Demonstrating that students are the experts of their own language practices, experiences, and identities, the authors argue that a proactive translingual pedagogy is more than an openness to students’ spontaneous language variations. Rather, this proactive approach requires students and instructors to think about students’ holistic communicative repertoire, and how it relates to their writing. Robinson, Hall, and Navarro address students’ complex negotiations and performative responses to the linguistic identities imposed upon them because of their skin color, educational background, perceived geographical origin, immigration status, and the many other cues used to "minoritize" them. Drawing on multiple disciplinary discourses of language and identity, and considering the translingual practices and transnational experiences of both U.S. resident and international students, this volume provides a nuanced analysis of students’ own perspectives and self-examinations of their complex identities. By introducing and addressing the voices and self-reflections of undergraduate and graduate students, the authors shine a light on translingual and transnational identities and positionalities in order to promote and implement inclusive and effective pedagogies.
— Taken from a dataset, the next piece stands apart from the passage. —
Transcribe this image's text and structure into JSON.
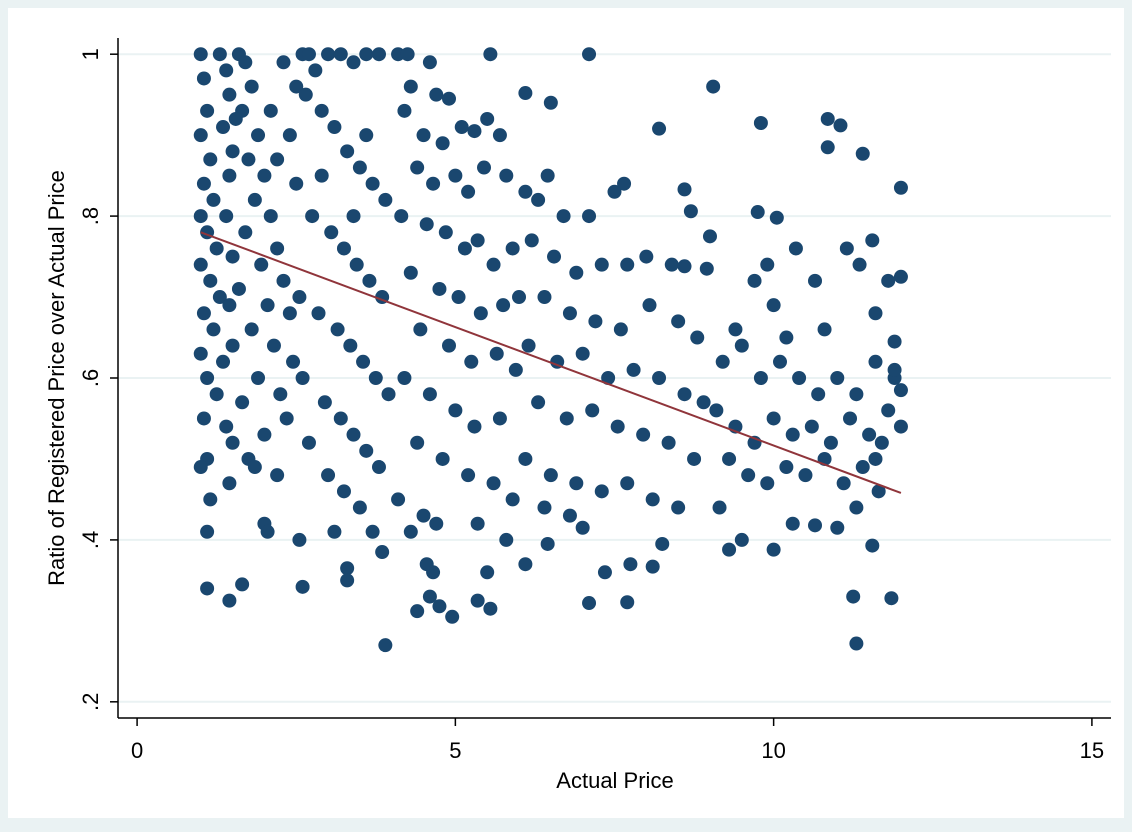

This book offers a unique yet essential perspective on translinguality and transnationality, and is relevant to instructors in writing and language classrooms; to administrators of writing programs and international student support programs; and to graduate students and scholars in language education, second language writing, applied linguistics, and literacy studies.

Heather Robinson is an associate professor of English at York College, CUNY, USA.

Jonathan Hall is a professor of English at York College, CUNY, USA.

Nela Navarro is the Director of the Graduate English Language Learners and International Teaching Assistants Program at Rutgers English Language Institute (RELI), and an assistant teaching professor and assistant director of the English Writing Program at Rutgers University, USA.